Merintis Perlindungan Masyarakat di Tengah Akselerasi Penggunaan AI
Sudah 60 negara mengeluarkan kebijakan terkait kecerdasan artifisial dengan varian beragam. Indonesia sudah memiliki Strategi Nasional Kecerdasan Artifisial 2020-2045 yang perlu diturunkan menjadi aturan pelaksana.
Oleh
SUSANA RITA KUMALASANTI, DIAN DEWI PURNAMASARI
·5 menit baca
Perkembangan teknologi kecerdasan artifisial (artificial intelligence/AI) merebak dalam beberapa tahun terakhir. ChatGPT yang diluncurkan OpenAI telah mengagetkan sejumlah kalangan.

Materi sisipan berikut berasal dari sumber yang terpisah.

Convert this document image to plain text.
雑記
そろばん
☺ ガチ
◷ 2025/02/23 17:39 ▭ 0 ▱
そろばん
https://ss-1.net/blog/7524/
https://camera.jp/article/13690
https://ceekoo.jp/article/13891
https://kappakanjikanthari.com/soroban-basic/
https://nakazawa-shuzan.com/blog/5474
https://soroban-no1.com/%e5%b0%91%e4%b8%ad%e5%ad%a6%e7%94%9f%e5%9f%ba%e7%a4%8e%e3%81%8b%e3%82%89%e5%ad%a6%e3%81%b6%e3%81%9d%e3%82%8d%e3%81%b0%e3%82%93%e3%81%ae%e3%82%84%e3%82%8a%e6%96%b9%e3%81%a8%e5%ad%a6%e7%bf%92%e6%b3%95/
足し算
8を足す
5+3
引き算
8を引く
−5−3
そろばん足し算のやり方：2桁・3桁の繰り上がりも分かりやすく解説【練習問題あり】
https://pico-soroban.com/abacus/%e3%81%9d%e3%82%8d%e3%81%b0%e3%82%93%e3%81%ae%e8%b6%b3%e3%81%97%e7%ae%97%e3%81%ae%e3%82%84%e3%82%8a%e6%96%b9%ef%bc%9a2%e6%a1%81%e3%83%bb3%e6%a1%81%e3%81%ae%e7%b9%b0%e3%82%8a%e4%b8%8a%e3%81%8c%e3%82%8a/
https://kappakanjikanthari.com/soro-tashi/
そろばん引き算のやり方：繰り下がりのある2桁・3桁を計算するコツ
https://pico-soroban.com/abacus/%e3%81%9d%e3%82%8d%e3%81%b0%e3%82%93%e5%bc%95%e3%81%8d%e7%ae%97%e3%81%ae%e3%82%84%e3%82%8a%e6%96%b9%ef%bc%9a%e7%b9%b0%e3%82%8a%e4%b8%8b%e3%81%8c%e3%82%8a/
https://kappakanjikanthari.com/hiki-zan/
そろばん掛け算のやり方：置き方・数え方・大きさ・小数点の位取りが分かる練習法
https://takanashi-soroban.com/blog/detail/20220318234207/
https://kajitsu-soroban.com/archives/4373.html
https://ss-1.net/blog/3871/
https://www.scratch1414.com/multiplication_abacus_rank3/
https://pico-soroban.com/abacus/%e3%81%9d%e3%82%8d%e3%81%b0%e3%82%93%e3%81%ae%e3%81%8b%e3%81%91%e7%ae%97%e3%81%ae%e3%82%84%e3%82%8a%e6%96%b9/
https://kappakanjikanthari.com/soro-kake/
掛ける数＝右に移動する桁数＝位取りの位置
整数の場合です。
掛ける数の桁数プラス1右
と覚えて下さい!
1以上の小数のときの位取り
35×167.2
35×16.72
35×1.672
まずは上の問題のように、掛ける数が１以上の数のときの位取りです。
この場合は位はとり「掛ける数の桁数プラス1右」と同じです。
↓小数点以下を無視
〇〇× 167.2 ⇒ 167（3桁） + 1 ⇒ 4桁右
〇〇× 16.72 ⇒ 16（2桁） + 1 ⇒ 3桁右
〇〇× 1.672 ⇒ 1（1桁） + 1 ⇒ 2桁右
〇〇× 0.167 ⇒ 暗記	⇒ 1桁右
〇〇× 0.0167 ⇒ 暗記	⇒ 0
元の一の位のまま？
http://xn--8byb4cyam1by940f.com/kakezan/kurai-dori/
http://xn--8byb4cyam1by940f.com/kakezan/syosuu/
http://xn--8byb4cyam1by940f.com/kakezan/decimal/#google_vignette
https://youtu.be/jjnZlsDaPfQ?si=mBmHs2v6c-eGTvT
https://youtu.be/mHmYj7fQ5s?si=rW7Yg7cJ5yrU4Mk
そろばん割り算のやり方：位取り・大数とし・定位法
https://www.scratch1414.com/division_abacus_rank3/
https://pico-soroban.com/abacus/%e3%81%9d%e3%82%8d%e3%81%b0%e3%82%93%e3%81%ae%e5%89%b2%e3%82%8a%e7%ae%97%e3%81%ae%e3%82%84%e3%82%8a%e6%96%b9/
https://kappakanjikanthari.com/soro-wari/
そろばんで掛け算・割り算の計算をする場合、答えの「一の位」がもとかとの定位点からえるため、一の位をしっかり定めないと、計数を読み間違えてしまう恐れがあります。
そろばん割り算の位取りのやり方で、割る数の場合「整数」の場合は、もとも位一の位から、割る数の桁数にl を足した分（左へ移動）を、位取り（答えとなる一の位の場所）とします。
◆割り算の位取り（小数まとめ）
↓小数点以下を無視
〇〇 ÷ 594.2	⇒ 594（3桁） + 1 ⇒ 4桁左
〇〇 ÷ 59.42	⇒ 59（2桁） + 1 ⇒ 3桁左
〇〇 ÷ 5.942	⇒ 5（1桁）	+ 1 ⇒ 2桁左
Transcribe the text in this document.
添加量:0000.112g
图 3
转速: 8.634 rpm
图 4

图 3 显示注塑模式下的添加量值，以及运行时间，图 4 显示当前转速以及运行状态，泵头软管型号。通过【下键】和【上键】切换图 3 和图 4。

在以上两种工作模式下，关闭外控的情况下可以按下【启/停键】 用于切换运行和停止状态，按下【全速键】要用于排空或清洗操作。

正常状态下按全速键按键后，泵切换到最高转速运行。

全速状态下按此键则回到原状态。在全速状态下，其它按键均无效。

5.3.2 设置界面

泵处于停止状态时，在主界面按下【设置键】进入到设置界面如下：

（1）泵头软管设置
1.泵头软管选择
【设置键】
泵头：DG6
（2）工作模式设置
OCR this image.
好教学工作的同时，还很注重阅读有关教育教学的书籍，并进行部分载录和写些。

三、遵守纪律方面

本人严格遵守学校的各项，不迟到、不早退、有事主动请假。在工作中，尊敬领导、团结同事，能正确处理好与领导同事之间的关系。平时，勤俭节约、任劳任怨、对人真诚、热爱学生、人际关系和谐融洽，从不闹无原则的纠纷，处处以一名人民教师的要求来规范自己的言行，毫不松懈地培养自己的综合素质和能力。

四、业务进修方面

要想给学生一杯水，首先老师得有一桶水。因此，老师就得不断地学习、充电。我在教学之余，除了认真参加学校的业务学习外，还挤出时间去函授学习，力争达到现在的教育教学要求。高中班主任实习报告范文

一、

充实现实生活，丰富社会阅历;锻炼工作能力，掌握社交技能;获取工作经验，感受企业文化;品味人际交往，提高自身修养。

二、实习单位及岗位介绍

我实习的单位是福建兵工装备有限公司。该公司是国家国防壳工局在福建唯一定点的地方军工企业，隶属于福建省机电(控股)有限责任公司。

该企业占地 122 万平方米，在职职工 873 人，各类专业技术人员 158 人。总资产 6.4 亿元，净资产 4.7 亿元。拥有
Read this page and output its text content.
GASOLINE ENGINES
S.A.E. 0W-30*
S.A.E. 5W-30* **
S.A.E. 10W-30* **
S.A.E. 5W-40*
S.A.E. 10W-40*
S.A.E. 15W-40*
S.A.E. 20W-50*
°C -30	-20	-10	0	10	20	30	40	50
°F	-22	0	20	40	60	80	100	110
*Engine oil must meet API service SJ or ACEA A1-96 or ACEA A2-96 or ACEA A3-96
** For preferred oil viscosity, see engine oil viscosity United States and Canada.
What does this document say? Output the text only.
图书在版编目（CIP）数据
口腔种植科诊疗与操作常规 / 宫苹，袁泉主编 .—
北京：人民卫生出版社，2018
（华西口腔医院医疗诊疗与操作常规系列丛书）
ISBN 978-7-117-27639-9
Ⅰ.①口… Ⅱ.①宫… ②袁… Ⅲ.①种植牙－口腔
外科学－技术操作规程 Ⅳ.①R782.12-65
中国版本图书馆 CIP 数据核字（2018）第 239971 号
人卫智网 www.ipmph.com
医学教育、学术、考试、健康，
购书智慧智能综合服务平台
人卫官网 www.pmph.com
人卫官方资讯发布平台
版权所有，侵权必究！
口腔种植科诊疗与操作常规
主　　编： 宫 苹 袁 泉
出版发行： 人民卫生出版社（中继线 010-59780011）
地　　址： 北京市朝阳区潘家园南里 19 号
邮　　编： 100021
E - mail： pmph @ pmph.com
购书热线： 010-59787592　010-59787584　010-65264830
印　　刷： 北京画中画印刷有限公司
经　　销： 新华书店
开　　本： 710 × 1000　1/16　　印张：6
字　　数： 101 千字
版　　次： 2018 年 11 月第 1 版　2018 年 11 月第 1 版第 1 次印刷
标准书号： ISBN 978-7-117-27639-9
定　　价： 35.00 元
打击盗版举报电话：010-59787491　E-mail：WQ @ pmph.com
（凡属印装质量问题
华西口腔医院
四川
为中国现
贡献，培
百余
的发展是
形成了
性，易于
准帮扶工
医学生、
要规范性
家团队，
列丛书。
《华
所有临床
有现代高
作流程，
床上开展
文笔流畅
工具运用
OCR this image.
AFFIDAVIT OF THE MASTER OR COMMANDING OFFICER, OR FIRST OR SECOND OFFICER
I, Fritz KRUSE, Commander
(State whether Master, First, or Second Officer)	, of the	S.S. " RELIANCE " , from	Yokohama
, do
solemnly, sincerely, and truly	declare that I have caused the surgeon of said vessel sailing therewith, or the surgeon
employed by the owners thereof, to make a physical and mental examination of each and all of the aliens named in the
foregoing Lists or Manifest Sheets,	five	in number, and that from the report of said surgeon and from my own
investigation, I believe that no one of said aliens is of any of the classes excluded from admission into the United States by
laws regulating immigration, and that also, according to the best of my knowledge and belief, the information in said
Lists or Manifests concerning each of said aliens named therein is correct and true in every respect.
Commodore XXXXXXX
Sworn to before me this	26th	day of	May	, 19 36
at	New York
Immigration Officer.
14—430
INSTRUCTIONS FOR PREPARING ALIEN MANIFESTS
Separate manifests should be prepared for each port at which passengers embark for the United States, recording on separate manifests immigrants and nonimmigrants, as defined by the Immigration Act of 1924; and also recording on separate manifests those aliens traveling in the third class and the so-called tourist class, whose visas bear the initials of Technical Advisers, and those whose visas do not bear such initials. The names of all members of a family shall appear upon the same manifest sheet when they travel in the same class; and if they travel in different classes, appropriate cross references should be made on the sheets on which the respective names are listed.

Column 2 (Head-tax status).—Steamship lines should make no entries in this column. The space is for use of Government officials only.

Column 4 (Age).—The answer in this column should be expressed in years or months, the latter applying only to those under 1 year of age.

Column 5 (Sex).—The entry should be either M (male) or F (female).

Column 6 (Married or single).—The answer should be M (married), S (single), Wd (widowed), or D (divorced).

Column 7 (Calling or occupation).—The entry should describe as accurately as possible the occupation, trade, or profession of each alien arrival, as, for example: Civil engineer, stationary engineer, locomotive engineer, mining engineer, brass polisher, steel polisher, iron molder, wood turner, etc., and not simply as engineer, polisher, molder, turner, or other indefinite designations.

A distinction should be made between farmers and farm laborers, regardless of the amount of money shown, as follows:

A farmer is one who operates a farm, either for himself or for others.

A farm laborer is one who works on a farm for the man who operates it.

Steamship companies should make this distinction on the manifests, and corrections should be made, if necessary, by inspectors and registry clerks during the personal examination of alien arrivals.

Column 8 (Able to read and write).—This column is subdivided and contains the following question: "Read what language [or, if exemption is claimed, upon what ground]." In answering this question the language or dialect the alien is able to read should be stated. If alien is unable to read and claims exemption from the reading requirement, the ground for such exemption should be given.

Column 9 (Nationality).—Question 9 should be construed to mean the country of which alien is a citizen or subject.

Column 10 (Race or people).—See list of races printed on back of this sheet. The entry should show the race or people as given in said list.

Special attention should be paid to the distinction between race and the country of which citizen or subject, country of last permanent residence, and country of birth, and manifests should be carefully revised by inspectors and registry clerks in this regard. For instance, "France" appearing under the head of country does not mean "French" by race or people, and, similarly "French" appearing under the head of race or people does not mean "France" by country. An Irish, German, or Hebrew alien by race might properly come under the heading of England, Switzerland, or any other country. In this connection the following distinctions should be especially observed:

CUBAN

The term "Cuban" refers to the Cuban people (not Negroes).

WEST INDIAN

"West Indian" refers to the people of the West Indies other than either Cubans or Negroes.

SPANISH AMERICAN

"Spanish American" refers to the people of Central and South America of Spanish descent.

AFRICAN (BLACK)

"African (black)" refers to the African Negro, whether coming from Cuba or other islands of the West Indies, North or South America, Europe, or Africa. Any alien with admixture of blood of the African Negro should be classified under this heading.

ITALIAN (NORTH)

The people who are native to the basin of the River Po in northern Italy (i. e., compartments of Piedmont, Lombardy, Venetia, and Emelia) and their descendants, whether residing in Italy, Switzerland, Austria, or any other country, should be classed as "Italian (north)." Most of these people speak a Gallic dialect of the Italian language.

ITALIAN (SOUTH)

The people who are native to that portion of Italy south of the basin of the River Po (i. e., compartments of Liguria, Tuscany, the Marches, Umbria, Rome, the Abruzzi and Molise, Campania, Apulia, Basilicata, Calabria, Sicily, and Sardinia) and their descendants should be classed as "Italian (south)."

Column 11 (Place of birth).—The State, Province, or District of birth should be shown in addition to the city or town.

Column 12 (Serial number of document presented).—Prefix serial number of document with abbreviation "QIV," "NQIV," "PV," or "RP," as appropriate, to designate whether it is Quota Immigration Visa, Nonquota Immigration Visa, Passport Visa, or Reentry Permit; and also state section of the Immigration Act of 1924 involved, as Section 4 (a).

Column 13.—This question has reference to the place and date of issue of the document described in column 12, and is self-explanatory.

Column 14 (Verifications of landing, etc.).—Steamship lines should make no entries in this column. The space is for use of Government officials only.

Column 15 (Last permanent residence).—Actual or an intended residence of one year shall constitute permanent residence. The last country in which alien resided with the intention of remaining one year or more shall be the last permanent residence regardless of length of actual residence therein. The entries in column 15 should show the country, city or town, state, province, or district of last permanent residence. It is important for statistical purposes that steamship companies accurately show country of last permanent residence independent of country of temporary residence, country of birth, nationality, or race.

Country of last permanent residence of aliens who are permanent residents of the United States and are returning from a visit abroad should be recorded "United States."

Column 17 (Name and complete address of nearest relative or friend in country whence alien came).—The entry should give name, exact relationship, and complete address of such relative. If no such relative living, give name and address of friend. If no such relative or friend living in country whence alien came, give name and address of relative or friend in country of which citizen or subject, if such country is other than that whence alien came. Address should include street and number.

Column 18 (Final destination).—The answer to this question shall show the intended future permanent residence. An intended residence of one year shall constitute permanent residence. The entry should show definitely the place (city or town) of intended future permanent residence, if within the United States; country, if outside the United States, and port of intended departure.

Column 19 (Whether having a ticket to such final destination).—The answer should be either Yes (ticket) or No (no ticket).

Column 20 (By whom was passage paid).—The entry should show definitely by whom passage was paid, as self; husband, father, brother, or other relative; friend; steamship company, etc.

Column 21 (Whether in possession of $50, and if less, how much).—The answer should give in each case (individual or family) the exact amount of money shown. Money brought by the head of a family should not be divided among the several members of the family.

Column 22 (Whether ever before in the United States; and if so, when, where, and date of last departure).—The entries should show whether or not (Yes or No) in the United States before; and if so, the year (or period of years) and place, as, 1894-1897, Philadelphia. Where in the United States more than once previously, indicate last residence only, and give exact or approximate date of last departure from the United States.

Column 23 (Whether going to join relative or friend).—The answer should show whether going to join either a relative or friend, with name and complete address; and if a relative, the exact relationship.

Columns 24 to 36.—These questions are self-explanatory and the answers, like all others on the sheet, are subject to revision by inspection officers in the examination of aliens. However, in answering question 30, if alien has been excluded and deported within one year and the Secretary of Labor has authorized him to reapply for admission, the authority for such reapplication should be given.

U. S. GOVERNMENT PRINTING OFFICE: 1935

Perkembangannya diprediksi masih akan terus bergerak pesat.
Penggunaan AI sebenarnya sudah dilakukan dalam kehidupan keseharian warga, misalnya penggunaan teknologi pengenalan wajah. Di Indonesia, kasus kesalahan pengenalan wajah terjadi pada Abdul Manaf yang ditetapkan sebagai tersangka pengeroyokan aktivis politik Ade Armando pada unjuk rasa 11 April 2022. Padahal, pada saat kejadian, yang bersangkutan tidak ada di tempat kejadian. Pada akhirnya, pemanfaatan teknologi itu perlu dibarengi verifikasi.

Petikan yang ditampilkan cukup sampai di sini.